Still working on the Skaven game; I’m playing around with writing it in iBooks Author, just to see how that goes. It’s amazing how using a particular piece of software for the creative process can really change your approach. Generally, when I’m designing my own adventure, I start with a core idea or mechanic–usually some story element that cracks me up. (One of my early Warhammer adventures centered on an illegal pig fighting ring, for instance, and was designed to give the characters a chance to get a pet attack pig.) From there, I think about how the players might interact with the whatever-it-is, and then I build a story to get them there, give them a reason to get involved, and then give them an open-ended resolution that can lead into something else. This tended to involve (at the early stages) pencil and paper and random notes; at the middle stage, a trip to my computer to use Campaign Cartographer to make some maps; and at the end, several trips to Photoshop to make adjustments to player handouts or aids like the pet pig sheet. With the exception of the player handouts and maps, everything I made was designed for my eyes only, and things that didn’t interest me much just never made it into the adventure notes or into my head.

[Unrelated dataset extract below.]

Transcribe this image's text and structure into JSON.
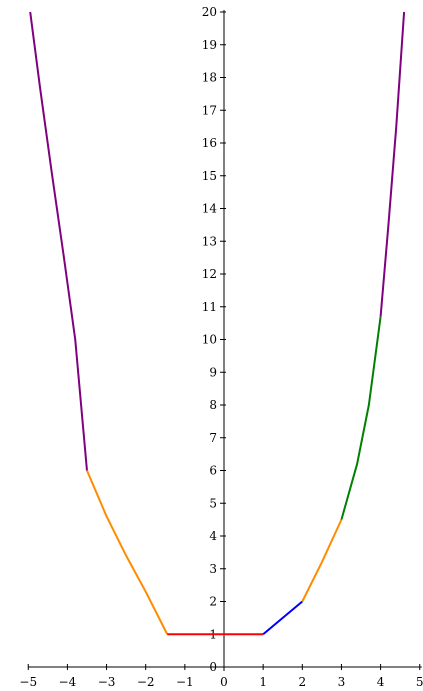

This time around, though, I’m working directly in iBooks Author. The tool itself is designed to market an idea attractively, so I’m reminded of my audience, both fellow GMs and participating PCs, at every turn. The constant reminder that I have an audience forces me to clarify everything much more carefully. For instance, how much do I really know–and how much do I need to know–about the setting in which this Skaven adventure will take place? Once I’ve figured out the core of my adventure, I tend to get a little bored with the details, so I have a tendency to think “well, it’s just something roughly like X, and I’ll figure it out on the fly if the PCs ask about it.” In this adventure, for instance, I found myself deeply uninterested in why the Skaven would want to meddle in the town’s business; I just want to get onward to the Skaven causing a bunch of mayhem! The rats’ motivation is actually a key question, though, and I know my PCs will end up asking it in some form. Once I’d decided to dedicate a section of the iBook to the Skavens’ mission, I forced myself to define the background behind their meddling, rather than just tell myself I’d BS it when it came up.

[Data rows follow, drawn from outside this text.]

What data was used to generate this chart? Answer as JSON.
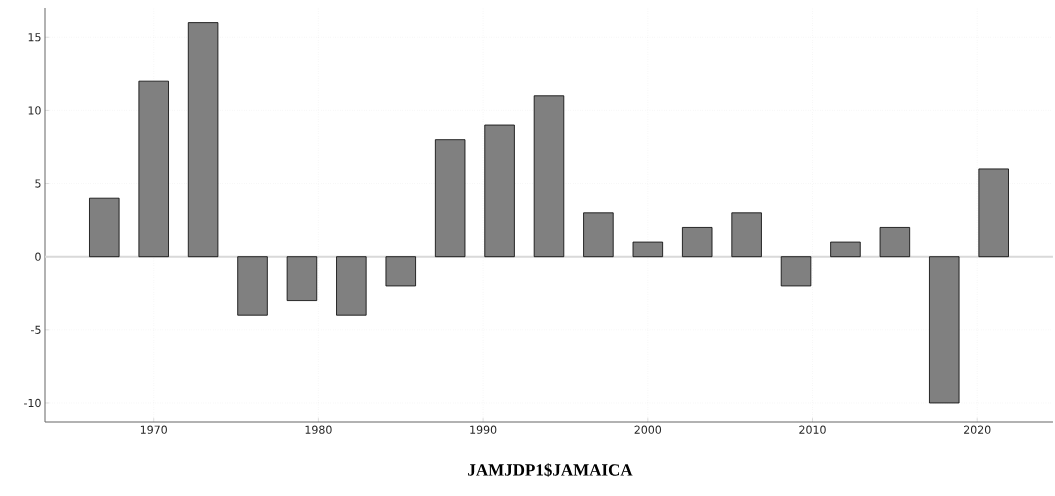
{
  "chart_data": {
    "type": "bar",
    "title": "JAMJDP1$JAMAICA",
    "x": [
      1967,
      1970,
      1973,
      1976,
      1979,
      1982,
      1985,
      1988,
      1991,
      1994,
      1997,
      2000,
      2003,
      2006,
      2009,
      2012,
      2015,
      2018,
      2021
    ],
    "values": [
      4,
      12,
      16,
      -4,
      -3,
      -4,
      -2,
      8,
      9,
      11,
      3,
      1,
      2,
      3,
      -2,
      1,
      2,
      -10,
      6
    ],
    "color": "#808080",
    "xlim": [
      1963.4,
      2024.6
    ],
    "ylim": [
      -11.3,
      17
    ],
    "xticks": [
      1970,
      1980,
      1990,
      2000,
      2010,
      2020
    ],
    "yticks": [
      -10,
      -5,
      0,
      5,
      10,
      15
    ],
    "grid": true,
    "ref_lines": [
      {
        "axis": "y",
        "value": 0,
        "color": "#d9d9d9"
      }
    ]
  }
}
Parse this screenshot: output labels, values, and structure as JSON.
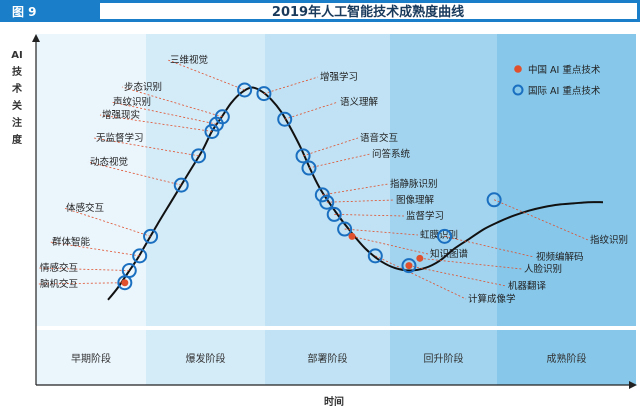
{
  "header": {
    "badge": "图 9",
    "title": "2019年人工智能技术成熟度曲线"
  },
  "axes": {
    "ylabel_chars": [
      "AI",
      "技",
      "术",
      "关",
      "注",
      "度"
    ],
    "xlabel": "时间"
  },
  "legend": [
    {
      "label": "中国 AI 重点技术",
      "marker": "dot",
      "color": "#e0502c"
    },
    {
      "label": "国际 AI 重点技术",
      "marker": "ring",
      "color": "#1a6fc0"
    }
  ],
  "colors": {
    "curve": "#111111",
    "cn": "#e0502c",
    "intl": "#1a6fc0",
    "stage_bg": [
      "#eaf5fc",
      "#d4ebf8",
      "#c0e2f4",
      "#a2d4ef",
      "#86c7ea"
    ]
  },
  "chart_data": {
    "type": "line",
    "title": "2019年人工智能技术成熟度曲线",
    "xlabel": "时间",
    "ylabel": "AI技术关注度",
    "stages": [
      "早期阶段",
      "爆发阶段",
      "部署阶段",
      "回升阶段",
      "成熟阶段"
    ],
    "curve": {
      "x": [
        0,
        2,
        4,
        6,
        8,
        10,
        13,
        16,
        19,
        21,
        23,
        25,
        27,
        29,
        31,
        33,
        35,
        37,
        39,
        41,
        43,
        46,
        49,
        52,
        55,
        58,
        61,
        64,
        67,
        70,
        73,
        76,
        79,
        82,
        85,
        88,
        91,
        94,
        97,
        100
      ],
      "y": [
        5,
        10,
        16,
        22,
        29,
        36,
        46,
        56,
        66,
        74,
        80,
        86,
        90,
        92,
        90.5,
        87,
        82,
        75,
        67,
        58,
        50,
        41,
        33,
        26,
        21,
        18,
        17,
        18,
        21,
        26,
        30,
        34,
        37,
        39.5,
        41.5,
        43,
        44,
        44.5,
        45,
        45
      ]
    },
    "technologies": [
      {
        "name": "脑机交互",
        "x": 3.4,
        "y": 12,
        "type": "both"
      },
      {
        "name": "情感交互",
        "x": 4.3,
        "y": 17,
        "type": "intl"
      },
      {
        "name": "群体智能",
        "x": 6.4,
        "y": 23,
        "type": "intl"
      },
      {
        "name": "体感交互",
        "x": 8.6,
        "y": 31,
        "type": "intl"
      },
      {
        "name": "动态视觉",
        "x": 14.8,
        "y": 52,
        "type": "intl"
      },
      {
        "name": "无监督学习",
        "x": 18.3,
        "y": 64,
        "type": "intl"
      },
      {
        "name": "增强现实",
        "x": 21.0,
        "y": 74,
        "type": "intl"
      },
      {
        "name": "声纹识别",
        "x": 21.9,
        "y": 77,
        "type": "intl"
      },
      {
        "name": "步态识别",
        "x": 23.1,
        "y": 80,
        "type": "intl"
      },
      {
        "name": "三维视觉",
        "x": 27.6,
        "y": 91,
        "type": "intl"
      },
      {
        "name": "增强学习",
        "x": 31.5,
        "y": 89.5,
        "type": "intl"
      },
      {
        "name": "语义理解",
        "x": 35.7,
        "y": 79,
        "type": "intl"
      },
      {
        "name": "语音交互",
        "x": 39.4,
        "y": 64,
        "type": "intl"
      },
      {
        "name": "问答系统",
        "x": 40.6,
        "y": 59,
        "type": "intl"
      },
      {
        "name": "指静脉识别",
        "x": 43.3,
        "y": 48,
        "type": "intl"
      },
      {
        "name": "图像理解",
        "x": 44.2,
        "y": 45,
        "type": "intl"
      },
      {
        "name": "监督学习",
        "x": 45.7,
        "y": 40,
        "type": "intl"
      },
      {
        "name": "虹膜识别",
        "x": 47.8,
        "y": 34,
        "type": "intl"
      },
      {
        "name": "知识图谱",
        "x": 49.3,
        "y": 31,
        "type": "cn"
      },
      {
        "name": "计算成像学",
        "x": 54.0,
        "y": 23,
        "type": "intl"
      },
      {
        "name": "机器翻译",
        "x": 60.8,
        "y": 19,
        "type": "both"
      },
      {
        "name": "人脸识别",
        "x": 63.0,
        "y": 22,
        "type": "cn"
      },
      {
        "name": "视频编解码",
        "x": 68.0,
        "y": 31,
        "type": "intl"
      },
      {
        "name": "指纹识别",
        "x": 78.0,
        "y": 46,
        "type": "intl"
      }
    ]
  }
}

I’m also having to think more carefully about other alternatives as I write out the adventure. In Mouse Guard, a “mission” is made up of a mix of four kinds of hazards (weather, wilderness, animals, and mice.) The game recommends that the GM choose two of these to start the mission, then hold the others in reserve for plot twists. If I were making my own pen-and-paper notes, I’d probably just jot down the main two and figure (again) that I’d BS the others when the time came. Yet the act of making neat charts of the hazards in my iBook made me want to be completist, so all four hazards went on the page. I know I’ll only focus on two to start, but I now have the others defined for reference.
The glossary feature in iBooks has also made me particularly careful. I’m making each NPC his own glossary entry, which means it’s easy for me to go back and forth and make sure I’m getting all of the pieces connected solidly. (It’s also making sure I use the same name for the same NPC if I write two different parts of the adventure at different times. I’ve been known to switch them around a bit. Heh.)

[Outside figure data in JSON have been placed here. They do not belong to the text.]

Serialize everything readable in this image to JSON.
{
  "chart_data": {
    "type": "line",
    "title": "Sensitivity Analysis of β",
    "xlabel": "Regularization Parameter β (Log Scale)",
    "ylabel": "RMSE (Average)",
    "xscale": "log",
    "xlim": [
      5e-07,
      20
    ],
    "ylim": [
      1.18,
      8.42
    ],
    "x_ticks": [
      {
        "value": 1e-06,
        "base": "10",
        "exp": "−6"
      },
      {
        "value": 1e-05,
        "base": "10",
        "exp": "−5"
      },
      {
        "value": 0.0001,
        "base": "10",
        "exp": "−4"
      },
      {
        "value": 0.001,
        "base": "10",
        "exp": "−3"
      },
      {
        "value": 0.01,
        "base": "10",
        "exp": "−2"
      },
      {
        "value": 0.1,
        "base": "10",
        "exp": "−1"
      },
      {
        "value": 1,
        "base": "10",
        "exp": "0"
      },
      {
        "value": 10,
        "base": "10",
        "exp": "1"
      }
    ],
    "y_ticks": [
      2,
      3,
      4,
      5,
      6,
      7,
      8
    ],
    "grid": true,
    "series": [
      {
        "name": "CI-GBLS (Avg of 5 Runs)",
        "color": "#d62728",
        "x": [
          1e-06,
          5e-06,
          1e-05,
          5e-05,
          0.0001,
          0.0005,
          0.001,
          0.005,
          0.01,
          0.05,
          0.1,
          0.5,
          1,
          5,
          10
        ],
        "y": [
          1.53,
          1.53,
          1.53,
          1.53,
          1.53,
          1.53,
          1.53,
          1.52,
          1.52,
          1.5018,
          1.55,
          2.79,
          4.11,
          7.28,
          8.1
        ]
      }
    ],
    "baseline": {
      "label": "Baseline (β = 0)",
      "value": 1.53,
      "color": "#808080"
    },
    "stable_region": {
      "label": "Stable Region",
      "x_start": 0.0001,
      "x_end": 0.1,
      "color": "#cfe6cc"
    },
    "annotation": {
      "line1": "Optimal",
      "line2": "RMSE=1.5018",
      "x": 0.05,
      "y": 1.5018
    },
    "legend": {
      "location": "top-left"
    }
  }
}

It’s hard to say whether or not the change in preparation will make my game better or worse, especially for a Mouse Guard session. MG relies on the GM being open and able to bend; on the other hand, my PCs like fleshed-out stories and deep development of the world’s background. I hope that the additional background information won’t make it harder for me to bend the story in the directions they want to go. On the other hand, I do think that knowing more about the story I mean to tell may end up helping me make those plot twists seem more in tune with the rest of the story and seem more realistic. Because, let’s face it, there’s nothing more important than realism when you’re dealing with talking rats with warpstone guns.